A range of studies provide concerning evidence relative to inequality and health in Ireland. The OECD suggests that a high proportion of Irish adults report being in good health, but differences occur across income groups: only 73 per cent of people in the lowest income quintile (lowest 20 per cent) assess their health as good, compared to 93 per cent in the highest (in 2017). Furthermore, Ireland was one of five OECD countries where people aged 65+ in the lowest income quintile (lowest 20 per cent) are more than twice as likely to report living in poor or fair health, compared with those in the highest income quintile. At the other end of the lifespan, the Growing Up in Ireland study highlights a widening health and social gap by the time children are just 5 years old. Children from the highest social class (professional/managerial) are more likely than those from the lowest socio-economic group to be considered very healthy and have no problems.
The Irish Health Survey suggests that the more disadvantaged a person is, not only is their self-reported health status poorer, but the more they engage with the health system. Thus, disadvantaged people report higher levels of having a long lasting condition – 29 per cent of Very disadvantaged persons compared to 22 per cent of Very affluent people. This survey also highlights the poorer health status of unemployed people who report higher levels of mental ill-health than people in employment.

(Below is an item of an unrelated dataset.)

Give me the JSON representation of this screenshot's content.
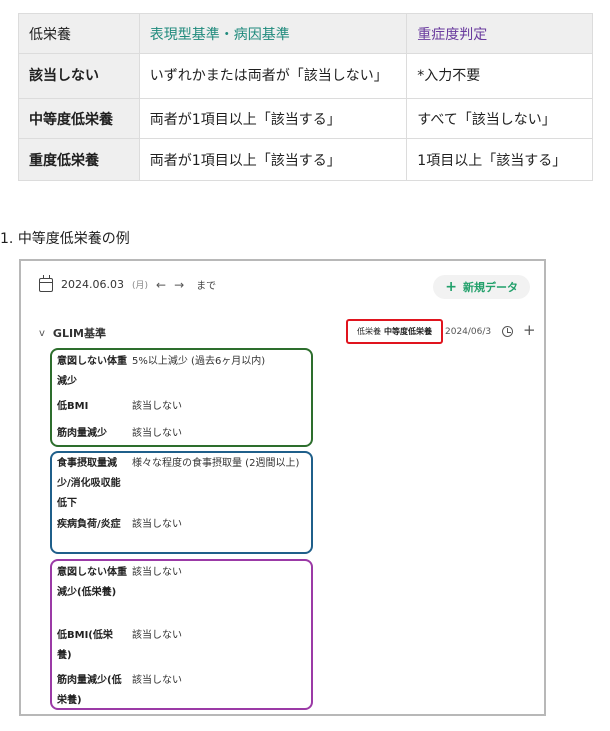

Life expectancy is another area where differences exist between socio-economic groups in Ireland. Overall, life expectancy is continuing to increase, currently standing at 84 years for women and 81 years for men. As in many countries, life expectancy is higher for women than men, but in Ireland this gap has narrowed in the past decade. These are positive developments. The COVID-19 pandemic resulted in unprecedented reductions in life expectancy in EU countries in 2020 and 2021. Ireland was amongst the EU countries that had the smallest fall in life expectancy, at -0.2 years, which was well below the average reduction in life expectancy (of -1.2 years). However, official statistics from the Central Statistics Office suggest that life expectancy in Ireland differs based on socio-economic background. For example, life expectancy at birth of males living in the most deprived areas was 79.4 in 2016/2017 compared with 84.4 for those living in the most affluent areas. The corresponding figures for females were 83.2 and 87.7 years, respectively.
Investing in our future health
All of this research and data tells us, in summary, poor people get sick more often and die younger than those in the higher socio-economic groups. The Department of Health acknowledges that Ireland faces significant challenges in this area and that inequalities in health are closely linked with wider social determinants, including living and working conditions and access to services, trends which, taken together with an ageing population, ‘if not addressed now, will lead to an unhealthy and costly future’. Budget 2024 must invest €600m in the infrastructure rollout of Sláintecare with a focus on enhanced community care, and ensuring that the Regional Health Areas can service the health needs of the population of each area now, and as the population ages.